With Donal’s move to a normal sized baby cot the little one was cleaned, covered and stored in the loft. It was used again with pride for the arrival of each of his four younger siblings.

The little cot appeared for the first time 62 years ago. There were no incubators, or ‘Baby Units’ in hospitals like we have today, the only clothes for premature babies were dolls clothes. Houses had no central heating and washing was all done by hand. Nappies were rinsed, then boiled and when washing was complete they were line dried. The feeding bottles were sterilised by boiling. A baby was hard work back then!

The little cot moved through the family for the arrival of each new baby. Cousins, nieces and nephews all started their lives in it. I spent my early months in it as did Elly. For Donal the most precious moment was the day he placed his own daughter in the little cot. Now once again the cot is stored away and who knows, someday Donal might be blessed with a grandchild to sleep in that very special Cot.

The post above was written on October 29, 2007 – six years ago.

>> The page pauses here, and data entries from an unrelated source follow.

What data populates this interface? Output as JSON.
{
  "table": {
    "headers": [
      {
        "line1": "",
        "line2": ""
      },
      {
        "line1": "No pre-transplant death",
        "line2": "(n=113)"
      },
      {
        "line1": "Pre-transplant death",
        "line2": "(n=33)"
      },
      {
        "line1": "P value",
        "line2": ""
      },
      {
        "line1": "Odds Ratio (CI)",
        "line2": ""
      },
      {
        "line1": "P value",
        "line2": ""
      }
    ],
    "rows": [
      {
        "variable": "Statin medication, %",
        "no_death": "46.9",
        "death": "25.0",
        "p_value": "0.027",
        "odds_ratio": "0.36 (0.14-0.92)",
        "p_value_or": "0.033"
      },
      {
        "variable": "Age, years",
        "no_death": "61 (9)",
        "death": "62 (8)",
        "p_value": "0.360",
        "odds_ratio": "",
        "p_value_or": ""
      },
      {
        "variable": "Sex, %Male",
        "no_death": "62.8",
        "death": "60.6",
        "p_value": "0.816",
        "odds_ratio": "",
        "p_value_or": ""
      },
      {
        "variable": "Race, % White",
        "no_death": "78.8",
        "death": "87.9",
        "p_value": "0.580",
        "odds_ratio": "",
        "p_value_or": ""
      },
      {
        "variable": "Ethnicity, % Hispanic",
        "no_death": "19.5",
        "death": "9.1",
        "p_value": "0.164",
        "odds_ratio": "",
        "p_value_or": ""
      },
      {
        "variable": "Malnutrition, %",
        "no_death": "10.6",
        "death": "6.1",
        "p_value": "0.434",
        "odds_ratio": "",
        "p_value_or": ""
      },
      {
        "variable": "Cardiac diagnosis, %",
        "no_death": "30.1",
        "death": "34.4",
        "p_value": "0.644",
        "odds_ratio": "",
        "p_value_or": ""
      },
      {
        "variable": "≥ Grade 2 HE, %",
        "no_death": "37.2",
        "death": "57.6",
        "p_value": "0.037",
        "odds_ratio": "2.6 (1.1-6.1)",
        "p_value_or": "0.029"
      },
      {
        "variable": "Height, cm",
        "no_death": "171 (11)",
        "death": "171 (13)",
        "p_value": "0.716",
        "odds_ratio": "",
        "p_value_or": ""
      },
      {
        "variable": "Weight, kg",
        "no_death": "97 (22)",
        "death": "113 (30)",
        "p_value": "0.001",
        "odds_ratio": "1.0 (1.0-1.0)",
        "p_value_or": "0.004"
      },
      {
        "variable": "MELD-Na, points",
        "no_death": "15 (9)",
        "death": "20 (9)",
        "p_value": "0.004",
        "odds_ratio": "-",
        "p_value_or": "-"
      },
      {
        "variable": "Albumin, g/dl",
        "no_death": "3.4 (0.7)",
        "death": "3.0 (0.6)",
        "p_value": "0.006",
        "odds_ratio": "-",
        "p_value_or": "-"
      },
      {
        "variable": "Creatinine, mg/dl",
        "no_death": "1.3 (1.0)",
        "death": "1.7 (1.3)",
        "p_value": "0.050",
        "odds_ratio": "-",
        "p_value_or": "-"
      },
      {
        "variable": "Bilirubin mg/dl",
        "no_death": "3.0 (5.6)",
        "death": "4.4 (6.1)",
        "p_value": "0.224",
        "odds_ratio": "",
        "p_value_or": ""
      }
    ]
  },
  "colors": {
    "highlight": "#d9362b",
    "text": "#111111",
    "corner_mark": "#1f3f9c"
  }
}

Since then Donal has been blessed with two granddaughters the latest one born a couple of months ago, almost a world away in Sydney, Australia. The proud grandparents have just arrived home from a month singing, dancing round the room, and getting to know the latest arrival.

UPDATE: The video link above about Ward Miles Scot, a very premature baby seems to have been removed. Born at twenty six weeks, the tiny baby was almost invisible for tubes, drains, monitors and huge pads over his eyes so large they covered his face.

UPDATE 2: Barbara found a new link to the video and has added it in the comments below. Perhaps it is better there to show how different the treatment is for premature babies these days.

 

Donal had none of that. He clung on to life by a thread for so long, some said he lived for spite! BUT with tender loving care he made it through.